While some are arguing that neglecting to report a couple hundred thousands of dollars in campaign expenses is a relatively minor crime, that is not really true. Former presidential candidate John Edwards was prosecuted for similar payments, to his lover Rielle Hunter, and the only reason the Federal case failed was that prosecutors couldn’t prove the money was paid to keep the public from knowing about the affair, as opposed to keeping Mrs. Edwards in the dark. But given the timing of the payment to Ms. Daniels, and given the knowledge and cooperativeness of Mr. Cohen, prosecutors who brought Trump up on charges would almost certainly prevail.
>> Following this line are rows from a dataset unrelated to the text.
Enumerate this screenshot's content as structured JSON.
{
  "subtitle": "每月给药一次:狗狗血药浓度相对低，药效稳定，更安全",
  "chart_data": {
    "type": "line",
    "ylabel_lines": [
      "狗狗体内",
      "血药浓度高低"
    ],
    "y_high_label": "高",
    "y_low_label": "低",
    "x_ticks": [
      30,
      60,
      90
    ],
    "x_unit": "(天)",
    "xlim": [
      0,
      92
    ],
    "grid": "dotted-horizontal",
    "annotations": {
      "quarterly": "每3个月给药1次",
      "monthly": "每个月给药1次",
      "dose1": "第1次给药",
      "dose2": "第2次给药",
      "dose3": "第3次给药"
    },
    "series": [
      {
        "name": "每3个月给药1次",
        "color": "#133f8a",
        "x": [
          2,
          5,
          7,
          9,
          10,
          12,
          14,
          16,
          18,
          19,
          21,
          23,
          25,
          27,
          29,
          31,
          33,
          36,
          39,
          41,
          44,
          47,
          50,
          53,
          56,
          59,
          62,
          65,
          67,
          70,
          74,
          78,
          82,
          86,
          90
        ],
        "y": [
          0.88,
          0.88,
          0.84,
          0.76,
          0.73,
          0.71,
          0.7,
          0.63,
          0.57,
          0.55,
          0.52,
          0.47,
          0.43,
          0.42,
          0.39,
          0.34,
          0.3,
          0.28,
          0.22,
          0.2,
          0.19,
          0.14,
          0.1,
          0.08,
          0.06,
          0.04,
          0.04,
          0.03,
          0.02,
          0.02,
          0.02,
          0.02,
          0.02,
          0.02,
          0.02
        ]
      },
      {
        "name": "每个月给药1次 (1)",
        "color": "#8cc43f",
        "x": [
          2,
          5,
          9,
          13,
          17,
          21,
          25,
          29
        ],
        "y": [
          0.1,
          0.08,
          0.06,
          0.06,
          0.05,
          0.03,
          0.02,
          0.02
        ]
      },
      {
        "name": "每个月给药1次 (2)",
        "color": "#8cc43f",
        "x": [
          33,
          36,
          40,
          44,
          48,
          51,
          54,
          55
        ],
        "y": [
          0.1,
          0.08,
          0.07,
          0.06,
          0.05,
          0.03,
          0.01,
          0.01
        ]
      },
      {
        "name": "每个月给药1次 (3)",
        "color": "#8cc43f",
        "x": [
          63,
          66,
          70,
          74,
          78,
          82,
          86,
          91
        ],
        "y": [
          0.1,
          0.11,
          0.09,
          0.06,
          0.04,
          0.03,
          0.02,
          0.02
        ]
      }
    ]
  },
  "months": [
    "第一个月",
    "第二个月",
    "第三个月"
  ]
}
Trump is, of course, unlikely to be put on trial while in the presidency. He could, however, end up being deposed, just as Bill Clinton was, and then he would either have to admit the affair and the payoff or continue to lie about them. The latter course of action, given Cohen’s own plea, would certainly be perjury.

If Democrats can take the House in November, they could launch an investigation that would throw up further evidence for Trump law-breaking, or which might tempt him to continue lying, which could become perjury if he did it in formal circumstances.

The crux may be a matter of public opinion more than legal, in the end. Above all, the likelihood that Trump’s evangelical base can go on pretending he doesn’t have serial affairs, and can go on denying the swampy corruption at the center of this administration, is low. And without that base, Trump has almost nothing.

Trump has been clever about having the people around him take the fall, a fate he likely will inflict on his own son, Don Jr., with regard to the meeting with the Russian government agent Natalia Veselnitskaya at Trump Tower in summer of 2016.

But with Cohen’s plea, for the first time someone has laid a hand on Trump himself. There are almost certainly emails or recordings to back Cohen up.

For the first time since Watergate, the president is an unindicted co-conspirator in a crime under continued investigation. Whether or not impeachment is ultimately in the offing, Trump’s crippled presidency just became a quadriplegiac and is now living on borrowed time, one way or another. And, it seems certain that when he goes out of office, he is going to prison for crimes committed in and prosecuted by New York state.